HELSINKI, Nov 2 – Finnish-German telecom equipment maker Nokia Siemens Networks (NSN) said Tuesday it would upgrade and expand a wireless network in Afghanistan, where the number of mobile subscribers has gone from zero to 17 million in eight years.
"Afghanistan\’s current mobile penetration is around 57 percent. This shows the great strides the country has taken since 2002 when there were no phones in the country," NSN said in a statement.
The company said it had signed a deal with Afghan Wireless Communication Company (AWCC) for a non-disclosed amount to help "modernise and expand" the operator\’s second generation GSM-GPRS network, especially in rural areas.

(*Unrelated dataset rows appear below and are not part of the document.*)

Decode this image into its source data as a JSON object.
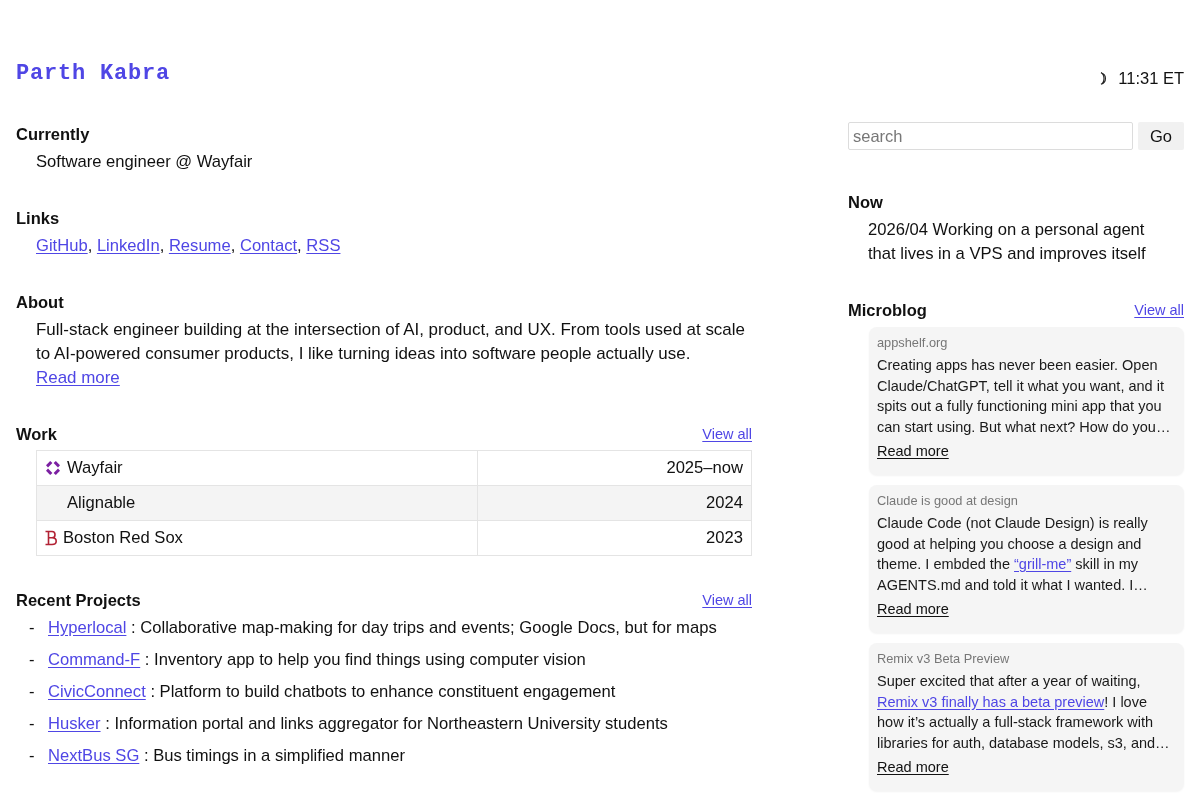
{
  "header": {
    "title": "Parth Kabra",
    "clock": "11:31 ET"
  },
  "currently": {
    "heading": "Currently",
    "text": "Software engineer @ Wayfair"
  },
  "links": {
    "heading": "Links",
    "items": [
      {
        "label": "GitHub",
        "separator": ","
      },
      {
        "label": "LinkedIn",
        "separator": ","
      },
      {
        "label": "Resume",
        "separator": ","
      },
      {
        "label": "Contact",
        "separator": ","
      },
      {
        "label": "RSS"
      }
    ]
  },
  "about": {
    "heading": "About",
    "text": "Full-stack engineer building at the intersection of AI, product, and UX. From tools used at scale to AI-powered consumer products, I like turning ideas into software people actually use.",
    "link": "Read more"
  },
  "work": {
    "heading": "Work",
    "view_all": "View all",
    "rows": [
      {
        "kind": "pinwheel",
        "company": "Wayfair",
        "years": "2025–now"
      },
      {
        "kind": "plain",
        "company": "Alignable",
        "years": "2024"
      },
      {
        "kind": "monogram",
        "company": "Boston Red Sox",
        "years": "2023"
      }
    ]
  },
  "recent_projects": {
    "heading": "Recent Projects",
    "view_all": "View all",
    "items": [
      {
        "bullet": "-",
        "name": "Hyperlocal",
        "description": ": Collaborative map-making for day trips and events; Google Docs, but for maps"
      },
      {
        "bullet": "-",
        "name": "Command-F",
        "description": ": Inventory app to help you find things using computer vision"
      },
      {
        "bullet": "-",
        "name": "CivicConnect",
        "description": ": Platform to build chatbots to enhance constituent engagement"
      },
      {
        "bullet": "-",
        "name": "Husker",
        "description": ": Information portal and links aggregator for Northeastern University students"
      },
      {
        "bullet": "-",
        "name": "NextBus SG",
        "description": ": Bus timings in a simplified manner"
      }
    ]
  },
  "search": {
    "placeholder": "search",
    "button": "Go"
  },
  "now": {
    "heading": "Now",
    "text": "2026/04 Working on a personal agent that lives in a VPS and improves itself"
  },
  "microblog": {
    "heading": "Microblog",
    "view_all": "View all",
    "posts": [
      {
        "source": "appshelf.org",
        "body": [
          {
            "kind": "text",
            "text": "Creating apps has never been easier. Open Claude/ChatGPT, tell it what you want, and it spits out a fully functioning mini app that you can start using. But what next? How do you…"
          }
        ],
        "read_more": "Read more"
      },
      {
        "source": "Claude is good at design",
        "body": [
          {
            "kind": "text",
            "text": "Claude Code (not Claude Design) is really good at helping you choose a design and theme. I embded the "
          },
          {
            "kind": "link",
            "text": "“grill-me”"
          },
          {
            "kind": "text",
            "text": " skill in my AGENTS.md and told it what I wanted. I…"
          }
        ],
        "read_more": "Read more"
      },
      {
        "source": "Remix v3 Beta Preview",
        "body": [
          {
            "kind": "text",
            "text": "Super excited that after a year of waiting, "
          },
          {
            "kind": "link",
            "text": "Remix v3 finally has a beta preview"
          },
          {
            "kind": "text",
            "text": "! I love how it’s actually a full-stack framework with libraries for auth, database models, s3, and…"
          }
        ],
        "read_more": "Read more"
      }
    ]
  }
}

AWCC is one of five operators in Afghanistan. The others are Afghan Telecom, Roshan, Etisalat and MTN, according to the Afghanistan Telecommunication Operators\’ Social Association (ATOSA), which was created in April.
Nonetheless, "there remains a clear opportunity to expand into the underserved parts of the country and reach a larger segment of the rural population," NSN said.
According to ATOSA, the telecom sector has swelled to become Afghanistan\’s top tax payer, pumping 500 million dollars (360 million euros) into state coffers since the fall of the Taliban at the end of 2001, amounting to about 10 percent of the war-torn country\’s domestic budget revenues.
Taliban insurgents often target telecommunications networks in an attempt to block communications, and NATO forces stationed in the country also sometimes cut lines at night to hinder Taliban fighters from communicating.
No wireless networks existed in Afghanistan during the years of Taliban rule, from 1996 to 2001, but since then mobile phones have in many places become the sole means of communication in the mountainous country, where fixed line networks have never made it beyond the large towns.